Some sufferers can’t even tell the time. ”There is all too often a complete disconnect between the supposed serious authority of the court and what the child can actually understand,” McKenzie says.
When in opposition, now Health Minister Peter Dutton said that FASD was a ”national disgrace” and that combating the problem should become a ”national priority”.
”The federal health minister should take a personal interest in finding a better outcome to what is a terrible situation,” he told the ABC program Lateline in 2009.
The woman in charge of responding to FASD, Fiona Nash, says it is a serious problem in some parts of the Australian community.
”I am very mindful of the harmful impact of FASD on children and families,” she says.
Foundation for Alcohol Research and Education chief executive Michael Thorn is anxious that the new government commit to the plan announced by Labor.
But the plan also has its shortcomings, Thorn says, particularly when it comes to recognising sufferers, with only $500,000 over four years for diagnosis and early management.
”We run the risk that, overwhelmingly, people with FASD will be excluded from access to national disability insurance scheme support,” he says.

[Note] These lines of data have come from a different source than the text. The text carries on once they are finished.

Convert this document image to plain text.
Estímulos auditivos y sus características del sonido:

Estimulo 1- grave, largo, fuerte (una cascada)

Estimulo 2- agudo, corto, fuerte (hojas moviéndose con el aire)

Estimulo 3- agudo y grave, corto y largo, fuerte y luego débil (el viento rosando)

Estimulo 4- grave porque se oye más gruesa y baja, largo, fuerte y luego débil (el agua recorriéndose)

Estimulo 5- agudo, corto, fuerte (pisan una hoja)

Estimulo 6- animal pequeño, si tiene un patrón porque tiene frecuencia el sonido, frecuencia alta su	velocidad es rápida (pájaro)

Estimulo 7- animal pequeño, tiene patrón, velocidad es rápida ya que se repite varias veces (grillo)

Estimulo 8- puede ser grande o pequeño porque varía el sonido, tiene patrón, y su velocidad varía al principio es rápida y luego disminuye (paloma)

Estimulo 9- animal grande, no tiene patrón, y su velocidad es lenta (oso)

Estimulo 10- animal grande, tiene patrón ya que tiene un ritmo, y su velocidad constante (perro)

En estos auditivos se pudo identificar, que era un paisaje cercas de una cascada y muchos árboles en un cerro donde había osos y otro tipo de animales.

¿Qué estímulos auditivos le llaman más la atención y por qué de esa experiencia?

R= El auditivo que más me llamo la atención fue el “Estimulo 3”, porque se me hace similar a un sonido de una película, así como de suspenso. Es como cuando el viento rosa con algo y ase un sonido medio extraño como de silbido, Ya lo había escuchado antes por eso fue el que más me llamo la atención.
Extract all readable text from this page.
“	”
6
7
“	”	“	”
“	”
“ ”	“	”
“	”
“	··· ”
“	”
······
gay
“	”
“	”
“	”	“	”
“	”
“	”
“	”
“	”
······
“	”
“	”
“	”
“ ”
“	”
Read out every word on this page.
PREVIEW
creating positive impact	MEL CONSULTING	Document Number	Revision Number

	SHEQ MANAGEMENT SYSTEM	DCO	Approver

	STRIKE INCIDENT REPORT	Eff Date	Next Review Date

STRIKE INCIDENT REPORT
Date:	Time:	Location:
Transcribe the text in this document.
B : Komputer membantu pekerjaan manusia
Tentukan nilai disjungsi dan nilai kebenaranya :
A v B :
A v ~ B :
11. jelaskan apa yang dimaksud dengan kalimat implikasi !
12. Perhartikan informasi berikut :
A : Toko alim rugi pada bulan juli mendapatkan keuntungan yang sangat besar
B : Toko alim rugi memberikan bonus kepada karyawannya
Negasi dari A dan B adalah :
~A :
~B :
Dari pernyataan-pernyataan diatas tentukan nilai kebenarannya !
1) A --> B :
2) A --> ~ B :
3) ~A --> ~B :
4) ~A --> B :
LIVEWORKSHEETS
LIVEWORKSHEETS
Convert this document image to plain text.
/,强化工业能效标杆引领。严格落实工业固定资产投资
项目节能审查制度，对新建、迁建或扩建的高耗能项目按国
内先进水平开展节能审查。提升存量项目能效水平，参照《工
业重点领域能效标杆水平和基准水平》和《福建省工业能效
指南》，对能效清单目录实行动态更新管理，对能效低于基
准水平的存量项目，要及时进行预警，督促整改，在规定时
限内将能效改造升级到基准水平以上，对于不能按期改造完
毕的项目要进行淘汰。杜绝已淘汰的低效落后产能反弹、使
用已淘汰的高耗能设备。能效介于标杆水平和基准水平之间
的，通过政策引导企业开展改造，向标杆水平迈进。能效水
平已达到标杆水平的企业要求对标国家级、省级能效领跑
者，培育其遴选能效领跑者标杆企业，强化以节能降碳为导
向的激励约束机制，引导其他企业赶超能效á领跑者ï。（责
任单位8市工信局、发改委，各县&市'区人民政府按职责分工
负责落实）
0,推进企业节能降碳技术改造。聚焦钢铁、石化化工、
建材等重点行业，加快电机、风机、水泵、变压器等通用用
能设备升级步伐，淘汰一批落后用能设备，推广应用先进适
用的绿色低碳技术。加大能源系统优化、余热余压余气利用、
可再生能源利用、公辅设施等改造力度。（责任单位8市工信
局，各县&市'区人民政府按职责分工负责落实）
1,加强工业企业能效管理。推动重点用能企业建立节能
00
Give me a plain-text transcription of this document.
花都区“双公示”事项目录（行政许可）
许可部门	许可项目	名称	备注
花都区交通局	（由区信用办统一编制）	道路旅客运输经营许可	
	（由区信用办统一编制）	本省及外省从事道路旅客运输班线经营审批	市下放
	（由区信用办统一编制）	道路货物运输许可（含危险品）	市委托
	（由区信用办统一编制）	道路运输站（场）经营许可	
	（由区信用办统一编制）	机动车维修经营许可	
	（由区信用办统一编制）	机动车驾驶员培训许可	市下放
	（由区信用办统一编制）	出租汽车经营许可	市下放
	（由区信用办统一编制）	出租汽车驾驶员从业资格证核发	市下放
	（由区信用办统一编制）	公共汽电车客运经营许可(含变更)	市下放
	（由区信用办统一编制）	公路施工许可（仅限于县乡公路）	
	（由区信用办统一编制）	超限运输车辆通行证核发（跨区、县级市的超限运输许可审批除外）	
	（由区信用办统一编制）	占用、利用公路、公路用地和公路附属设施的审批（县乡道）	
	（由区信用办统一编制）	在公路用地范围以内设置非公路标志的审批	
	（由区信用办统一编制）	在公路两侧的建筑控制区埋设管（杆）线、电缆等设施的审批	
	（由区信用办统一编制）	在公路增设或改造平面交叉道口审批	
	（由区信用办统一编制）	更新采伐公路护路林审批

Anne Russell says she did not drink much at all during her first pregnancy; during her second she had about three drinks, three times a week, a level her doctor suggested was acceptable. As the mother of two adult sons with the disorder, Russell says Australia is ”20-odd years behind Canada” when it comes to diagnosis and treatment. She worries that funding is ”lopsided” towards prevention, leaving out support for sufferers and their carers, what she calls ”the other half of the equation”.
”It just breaks my heart to see these kids set up for failure, time and time and time again.”
Janet Hammill has not met with Jack since he was released from a Queensland prison in May, and she worries for him. ”He’s losing faith in himself, because he’s been inside for so long,” she says. Hammill remembers when Jack had just been released from prison after three years, how he stood on a riverbank, mesmerised by the passing ferries. ”He’s neither fish nor fowl,” she says.